When To Extract A Tooth

When To Extract A Tooth

All dentistry fails.

I hate to be the bearer of bad news. NOTHING dentists place lasts forever. Some things fail more slowly than others, but if you expect your dental work to last the rest of your life, get used to disappointment (extra points if you know what movie that is from. Don’t cheat and Google it).

Root canal teeth get retreated or pulled

When a tooth that had root canal therapy fails, a few things can happen. Failure can mean that the root canal system, despite being sealed, got a bacterial infection again. In some cases, retreating them (much in the same way as done originally) can be done, but this requires more removal of tooth structure.

A hollower tooth is a more brittle tooth, so these are more prone to fracture. At that point, the tooth simply needs to be removed. If retreating is not an option, a procedure called an apicoectomy might be done. This means the tip of the tooth is removed, but this can lead to a much shorter tooth or bone loss around the tip of the root. This may spell bigger trouble in the future.

Generally speaking, retreated root canaled teeth have a low success rate, and teeth that have already been retreated should simply be removed when that treatment fails.

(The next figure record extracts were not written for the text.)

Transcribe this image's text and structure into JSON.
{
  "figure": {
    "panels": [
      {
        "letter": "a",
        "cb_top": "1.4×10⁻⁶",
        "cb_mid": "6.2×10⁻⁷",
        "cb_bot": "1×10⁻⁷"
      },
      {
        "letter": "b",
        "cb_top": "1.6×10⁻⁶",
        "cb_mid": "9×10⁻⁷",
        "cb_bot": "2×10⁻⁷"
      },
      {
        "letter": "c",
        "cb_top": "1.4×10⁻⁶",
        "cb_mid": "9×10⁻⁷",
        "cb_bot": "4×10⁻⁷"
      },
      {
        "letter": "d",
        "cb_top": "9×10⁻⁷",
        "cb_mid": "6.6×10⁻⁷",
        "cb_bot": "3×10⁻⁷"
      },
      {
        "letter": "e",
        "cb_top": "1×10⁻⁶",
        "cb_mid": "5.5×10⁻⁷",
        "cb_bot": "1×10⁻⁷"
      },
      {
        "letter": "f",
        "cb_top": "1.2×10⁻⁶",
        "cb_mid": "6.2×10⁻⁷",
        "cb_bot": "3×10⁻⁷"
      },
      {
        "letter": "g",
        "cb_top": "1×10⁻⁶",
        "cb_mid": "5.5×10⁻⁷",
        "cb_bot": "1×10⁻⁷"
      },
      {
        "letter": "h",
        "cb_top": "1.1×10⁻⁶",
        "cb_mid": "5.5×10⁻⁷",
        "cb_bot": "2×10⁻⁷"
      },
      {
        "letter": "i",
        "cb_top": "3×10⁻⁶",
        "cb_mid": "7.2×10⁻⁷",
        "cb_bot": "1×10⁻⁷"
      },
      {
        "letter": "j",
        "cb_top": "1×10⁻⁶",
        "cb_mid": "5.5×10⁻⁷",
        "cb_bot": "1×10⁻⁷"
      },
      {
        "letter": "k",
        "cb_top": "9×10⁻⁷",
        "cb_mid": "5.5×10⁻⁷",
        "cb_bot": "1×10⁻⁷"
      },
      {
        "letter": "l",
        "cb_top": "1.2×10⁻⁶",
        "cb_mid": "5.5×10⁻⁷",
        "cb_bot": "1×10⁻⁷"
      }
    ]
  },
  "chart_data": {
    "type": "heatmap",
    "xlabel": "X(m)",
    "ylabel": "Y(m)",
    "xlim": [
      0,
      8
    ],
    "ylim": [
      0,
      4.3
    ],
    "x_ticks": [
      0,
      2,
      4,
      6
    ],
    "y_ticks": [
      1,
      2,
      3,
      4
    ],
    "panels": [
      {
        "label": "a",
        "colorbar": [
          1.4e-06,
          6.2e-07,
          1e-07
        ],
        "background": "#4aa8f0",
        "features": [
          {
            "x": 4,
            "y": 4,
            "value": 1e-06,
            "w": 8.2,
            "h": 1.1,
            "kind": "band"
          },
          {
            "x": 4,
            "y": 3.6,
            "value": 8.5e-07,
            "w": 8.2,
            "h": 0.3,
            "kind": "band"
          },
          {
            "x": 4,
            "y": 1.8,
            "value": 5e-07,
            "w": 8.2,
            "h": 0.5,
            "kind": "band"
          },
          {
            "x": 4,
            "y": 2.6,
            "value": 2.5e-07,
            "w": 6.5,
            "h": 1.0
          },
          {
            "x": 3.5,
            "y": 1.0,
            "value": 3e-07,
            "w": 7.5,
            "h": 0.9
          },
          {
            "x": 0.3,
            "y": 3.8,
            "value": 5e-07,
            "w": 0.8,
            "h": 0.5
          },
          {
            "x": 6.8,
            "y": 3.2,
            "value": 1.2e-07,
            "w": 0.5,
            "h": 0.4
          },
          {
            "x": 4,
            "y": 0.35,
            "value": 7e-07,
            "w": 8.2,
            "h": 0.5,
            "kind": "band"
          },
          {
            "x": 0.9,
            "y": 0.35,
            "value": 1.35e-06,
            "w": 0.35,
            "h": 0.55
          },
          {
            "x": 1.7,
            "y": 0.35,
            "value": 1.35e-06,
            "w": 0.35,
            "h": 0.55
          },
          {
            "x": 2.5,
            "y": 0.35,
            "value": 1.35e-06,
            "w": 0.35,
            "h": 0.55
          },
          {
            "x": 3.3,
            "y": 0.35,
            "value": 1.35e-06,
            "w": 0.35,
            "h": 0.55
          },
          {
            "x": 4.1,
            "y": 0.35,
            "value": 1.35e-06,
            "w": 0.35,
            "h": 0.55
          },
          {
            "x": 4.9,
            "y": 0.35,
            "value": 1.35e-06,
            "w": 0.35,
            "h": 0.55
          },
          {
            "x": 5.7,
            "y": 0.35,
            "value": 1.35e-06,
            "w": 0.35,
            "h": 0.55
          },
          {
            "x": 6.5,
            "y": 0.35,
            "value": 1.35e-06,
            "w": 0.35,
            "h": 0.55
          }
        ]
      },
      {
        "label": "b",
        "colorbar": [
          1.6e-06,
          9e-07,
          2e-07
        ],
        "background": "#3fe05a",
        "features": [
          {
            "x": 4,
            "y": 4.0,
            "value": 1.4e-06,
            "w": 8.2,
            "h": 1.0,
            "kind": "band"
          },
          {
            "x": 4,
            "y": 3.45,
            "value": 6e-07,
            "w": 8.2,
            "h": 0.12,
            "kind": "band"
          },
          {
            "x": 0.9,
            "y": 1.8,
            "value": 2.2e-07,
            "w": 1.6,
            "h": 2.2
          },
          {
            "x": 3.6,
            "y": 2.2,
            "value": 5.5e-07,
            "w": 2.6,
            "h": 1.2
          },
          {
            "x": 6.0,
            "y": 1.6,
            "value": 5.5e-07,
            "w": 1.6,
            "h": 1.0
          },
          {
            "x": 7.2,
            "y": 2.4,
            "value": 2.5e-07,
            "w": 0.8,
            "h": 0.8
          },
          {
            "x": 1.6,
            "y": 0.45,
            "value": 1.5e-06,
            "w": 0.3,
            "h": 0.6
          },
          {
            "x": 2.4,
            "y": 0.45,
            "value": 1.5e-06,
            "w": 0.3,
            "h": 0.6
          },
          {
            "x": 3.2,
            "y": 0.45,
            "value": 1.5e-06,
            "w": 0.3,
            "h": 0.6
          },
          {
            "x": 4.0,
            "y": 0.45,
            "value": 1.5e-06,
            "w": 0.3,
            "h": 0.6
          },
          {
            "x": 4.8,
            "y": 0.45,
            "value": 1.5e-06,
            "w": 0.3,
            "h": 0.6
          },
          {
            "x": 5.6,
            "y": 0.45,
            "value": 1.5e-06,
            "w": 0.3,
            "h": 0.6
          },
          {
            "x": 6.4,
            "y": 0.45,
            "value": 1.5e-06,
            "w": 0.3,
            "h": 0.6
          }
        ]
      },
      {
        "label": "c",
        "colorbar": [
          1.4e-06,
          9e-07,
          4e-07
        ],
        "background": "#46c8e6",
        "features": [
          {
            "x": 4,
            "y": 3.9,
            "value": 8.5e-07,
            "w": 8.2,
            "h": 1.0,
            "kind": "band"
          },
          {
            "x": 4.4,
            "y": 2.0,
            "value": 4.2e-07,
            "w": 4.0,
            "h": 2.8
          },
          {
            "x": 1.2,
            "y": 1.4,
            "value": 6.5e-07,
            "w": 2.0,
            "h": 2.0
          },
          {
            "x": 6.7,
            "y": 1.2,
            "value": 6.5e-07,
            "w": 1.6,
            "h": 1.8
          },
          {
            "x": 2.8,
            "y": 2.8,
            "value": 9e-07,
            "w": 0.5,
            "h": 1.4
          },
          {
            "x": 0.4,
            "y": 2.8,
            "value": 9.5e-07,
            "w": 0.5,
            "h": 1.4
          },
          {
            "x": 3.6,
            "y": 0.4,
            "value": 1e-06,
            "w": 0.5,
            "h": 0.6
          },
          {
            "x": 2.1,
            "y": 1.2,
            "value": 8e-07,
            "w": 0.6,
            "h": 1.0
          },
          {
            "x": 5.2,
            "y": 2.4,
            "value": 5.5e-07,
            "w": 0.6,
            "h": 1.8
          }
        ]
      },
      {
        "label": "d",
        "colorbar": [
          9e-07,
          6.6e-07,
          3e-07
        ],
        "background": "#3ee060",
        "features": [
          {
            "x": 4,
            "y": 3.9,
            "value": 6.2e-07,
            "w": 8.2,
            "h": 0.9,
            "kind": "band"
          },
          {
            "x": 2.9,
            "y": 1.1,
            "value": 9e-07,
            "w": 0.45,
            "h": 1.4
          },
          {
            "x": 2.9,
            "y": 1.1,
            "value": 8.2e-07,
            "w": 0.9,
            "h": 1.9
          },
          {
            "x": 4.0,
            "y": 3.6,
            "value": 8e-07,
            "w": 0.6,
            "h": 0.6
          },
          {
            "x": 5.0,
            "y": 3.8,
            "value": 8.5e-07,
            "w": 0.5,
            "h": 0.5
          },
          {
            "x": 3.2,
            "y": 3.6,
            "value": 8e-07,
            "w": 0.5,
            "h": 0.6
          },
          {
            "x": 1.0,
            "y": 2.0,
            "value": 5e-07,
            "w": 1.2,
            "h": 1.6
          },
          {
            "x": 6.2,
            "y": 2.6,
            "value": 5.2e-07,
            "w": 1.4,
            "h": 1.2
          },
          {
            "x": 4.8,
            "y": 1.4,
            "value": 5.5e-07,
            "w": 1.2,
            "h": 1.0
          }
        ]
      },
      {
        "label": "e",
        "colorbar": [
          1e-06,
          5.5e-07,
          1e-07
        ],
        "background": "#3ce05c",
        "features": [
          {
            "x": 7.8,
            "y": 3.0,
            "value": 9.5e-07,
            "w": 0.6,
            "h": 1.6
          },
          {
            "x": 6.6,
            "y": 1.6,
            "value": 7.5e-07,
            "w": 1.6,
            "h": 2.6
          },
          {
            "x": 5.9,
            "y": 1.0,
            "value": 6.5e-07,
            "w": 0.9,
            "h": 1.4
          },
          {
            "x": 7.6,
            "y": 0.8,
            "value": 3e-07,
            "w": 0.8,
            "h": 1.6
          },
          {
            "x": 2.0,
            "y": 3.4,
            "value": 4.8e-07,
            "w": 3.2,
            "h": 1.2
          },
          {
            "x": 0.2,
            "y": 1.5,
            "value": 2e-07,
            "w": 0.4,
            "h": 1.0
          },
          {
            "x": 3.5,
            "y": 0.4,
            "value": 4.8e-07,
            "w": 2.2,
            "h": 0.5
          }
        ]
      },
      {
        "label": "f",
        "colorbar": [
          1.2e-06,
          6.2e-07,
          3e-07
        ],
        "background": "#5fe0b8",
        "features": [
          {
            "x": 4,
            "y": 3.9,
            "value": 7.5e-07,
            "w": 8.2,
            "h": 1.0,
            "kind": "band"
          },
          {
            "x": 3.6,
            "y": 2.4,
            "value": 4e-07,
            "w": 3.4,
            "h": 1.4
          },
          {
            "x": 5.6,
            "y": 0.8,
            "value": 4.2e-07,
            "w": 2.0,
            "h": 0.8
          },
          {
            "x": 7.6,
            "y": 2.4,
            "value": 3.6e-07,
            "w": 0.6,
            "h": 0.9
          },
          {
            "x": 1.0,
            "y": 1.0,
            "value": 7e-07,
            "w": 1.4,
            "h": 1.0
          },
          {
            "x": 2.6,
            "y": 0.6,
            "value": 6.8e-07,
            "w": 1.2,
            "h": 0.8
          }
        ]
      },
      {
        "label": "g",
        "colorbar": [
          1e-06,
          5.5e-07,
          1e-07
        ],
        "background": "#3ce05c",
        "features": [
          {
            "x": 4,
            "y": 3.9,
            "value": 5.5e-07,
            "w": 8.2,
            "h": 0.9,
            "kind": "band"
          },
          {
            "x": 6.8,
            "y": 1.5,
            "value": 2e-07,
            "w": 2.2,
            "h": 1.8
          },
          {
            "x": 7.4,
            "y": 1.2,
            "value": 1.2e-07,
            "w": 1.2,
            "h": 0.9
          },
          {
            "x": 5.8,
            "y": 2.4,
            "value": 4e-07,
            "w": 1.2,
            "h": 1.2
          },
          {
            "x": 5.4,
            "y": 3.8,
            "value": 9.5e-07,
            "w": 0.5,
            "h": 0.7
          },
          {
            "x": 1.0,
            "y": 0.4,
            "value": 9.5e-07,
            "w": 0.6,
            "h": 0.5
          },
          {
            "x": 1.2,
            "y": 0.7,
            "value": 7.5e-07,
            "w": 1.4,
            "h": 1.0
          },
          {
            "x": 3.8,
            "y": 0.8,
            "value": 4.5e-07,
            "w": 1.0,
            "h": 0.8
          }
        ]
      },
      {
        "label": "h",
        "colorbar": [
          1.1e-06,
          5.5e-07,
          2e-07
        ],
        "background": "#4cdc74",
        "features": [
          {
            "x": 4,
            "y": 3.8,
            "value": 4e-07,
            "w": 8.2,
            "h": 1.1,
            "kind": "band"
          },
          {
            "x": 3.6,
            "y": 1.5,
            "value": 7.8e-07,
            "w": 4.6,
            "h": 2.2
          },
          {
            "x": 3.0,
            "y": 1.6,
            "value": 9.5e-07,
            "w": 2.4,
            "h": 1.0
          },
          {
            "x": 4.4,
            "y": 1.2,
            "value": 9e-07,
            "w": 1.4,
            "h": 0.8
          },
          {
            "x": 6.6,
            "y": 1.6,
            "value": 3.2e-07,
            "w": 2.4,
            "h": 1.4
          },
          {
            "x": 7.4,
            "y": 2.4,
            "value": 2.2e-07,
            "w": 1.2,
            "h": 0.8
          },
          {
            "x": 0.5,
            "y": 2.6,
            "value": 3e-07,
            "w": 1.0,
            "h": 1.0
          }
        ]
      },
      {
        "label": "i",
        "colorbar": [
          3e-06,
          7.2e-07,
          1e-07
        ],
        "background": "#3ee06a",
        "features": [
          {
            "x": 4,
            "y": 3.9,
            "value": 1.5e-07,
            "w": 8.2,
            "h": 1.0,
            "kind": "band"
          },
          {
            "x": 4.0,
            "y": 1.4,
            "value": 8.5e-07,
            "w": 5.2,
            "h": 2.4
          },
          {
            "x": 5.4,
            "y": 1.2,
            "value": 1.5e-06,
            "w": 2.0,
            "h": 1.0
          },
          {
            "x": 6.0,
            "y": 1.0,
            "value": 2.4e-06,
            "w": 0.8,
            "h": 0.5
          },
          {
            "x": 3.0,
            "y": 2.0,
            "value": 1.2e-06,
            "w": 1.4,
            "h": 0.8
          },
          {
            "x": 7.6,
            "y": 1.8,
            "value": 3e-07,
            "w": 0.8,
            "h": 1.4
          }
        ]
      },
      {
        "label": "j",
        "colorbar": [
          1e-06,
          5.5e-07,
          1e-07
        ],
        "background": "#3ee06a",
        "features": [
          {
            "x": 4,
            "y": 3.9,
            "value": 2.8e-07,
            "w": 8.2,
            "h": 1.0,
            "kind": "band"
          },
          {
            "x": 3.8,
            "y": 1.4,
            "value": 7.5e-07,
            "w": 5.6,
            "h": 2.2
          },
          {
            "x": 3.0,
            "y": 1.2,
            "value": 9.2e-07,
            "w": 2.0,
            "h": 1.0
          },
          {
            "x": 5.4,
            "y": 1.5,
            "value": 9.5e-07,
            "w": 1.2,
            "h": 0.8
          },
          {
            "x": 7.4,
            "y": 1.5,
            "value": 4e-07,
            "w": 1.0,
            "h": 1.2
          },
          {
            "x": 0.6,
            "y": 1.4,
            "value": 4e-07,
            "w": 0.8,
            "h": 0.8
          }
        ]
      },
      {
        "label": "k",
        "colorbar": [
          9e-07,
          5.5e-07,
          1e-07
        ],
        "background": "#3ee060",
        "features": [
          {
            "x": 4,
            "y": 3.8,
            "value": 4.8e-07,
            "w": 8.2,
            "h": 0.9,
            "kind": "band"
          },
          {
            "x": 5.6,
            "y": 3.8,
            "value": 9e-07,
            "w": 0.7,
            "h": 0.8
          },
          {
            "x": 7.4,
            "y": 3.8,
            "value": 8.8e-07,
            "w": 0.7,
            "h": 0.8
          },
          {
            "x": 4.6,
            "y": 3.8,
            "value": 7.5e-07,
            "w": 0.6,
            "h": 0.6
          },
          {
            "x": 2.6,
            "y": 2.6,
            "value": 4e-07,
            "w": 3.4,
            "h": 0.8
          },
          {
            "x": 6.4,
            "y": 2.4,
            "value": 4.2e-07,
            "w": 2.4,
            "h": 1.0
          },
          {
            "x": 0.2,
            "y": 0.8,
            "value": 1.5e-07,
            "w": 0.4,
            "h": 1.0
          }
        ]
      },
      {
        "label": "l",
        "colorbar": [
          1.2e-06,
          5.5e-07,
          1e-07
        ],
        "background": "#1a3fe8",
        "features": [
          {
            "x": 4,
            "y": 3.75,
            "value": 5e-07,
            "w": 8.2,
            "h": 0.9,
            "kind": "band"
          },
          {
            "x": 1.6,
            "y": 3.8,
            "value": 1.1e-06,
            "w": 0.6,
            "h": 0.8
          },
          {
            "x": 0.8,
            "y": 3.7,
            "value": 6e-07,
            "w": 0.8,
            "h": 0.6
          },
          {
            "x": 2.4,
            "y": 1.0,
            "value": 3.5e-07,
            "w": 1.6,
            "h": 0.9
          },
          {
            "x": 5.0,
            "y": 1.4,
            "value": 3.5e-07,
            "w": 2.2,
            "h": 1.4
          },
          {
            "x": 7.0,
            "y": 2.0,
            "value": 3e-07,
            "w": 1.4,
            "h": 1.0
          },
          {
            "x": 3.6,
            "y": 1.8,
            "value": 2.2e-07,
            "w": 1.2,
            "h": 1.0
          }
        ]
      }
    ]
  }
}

Failure of a root canal treated tooth can also mean that the tooth was fractured. Fractured root canal teeth means, with 100% certainty, that the tooth needs to be pulled.

After tooth removal, what then?

With a missing tooth, deciding what to do next is important. Often, when dealing with second molars, replacing is not considered. The challenges to do implants correctly or removable prosthetics simply are not worth the time and money involved. From first molar forward options for replacement should include dental implants, bridges and removable prosthodontics (dentures or partial dentures).

Deciding WHEN

WHEN to remove is a challenge to decide and can only be decided by the patient. Enough information about the condition of the tooth needs to be shared and understood between the dentist and the patient, but ultimately the decision is the patients’. When considering costs now, future costs and the efforts and success rates for each, most patients can make the right choice.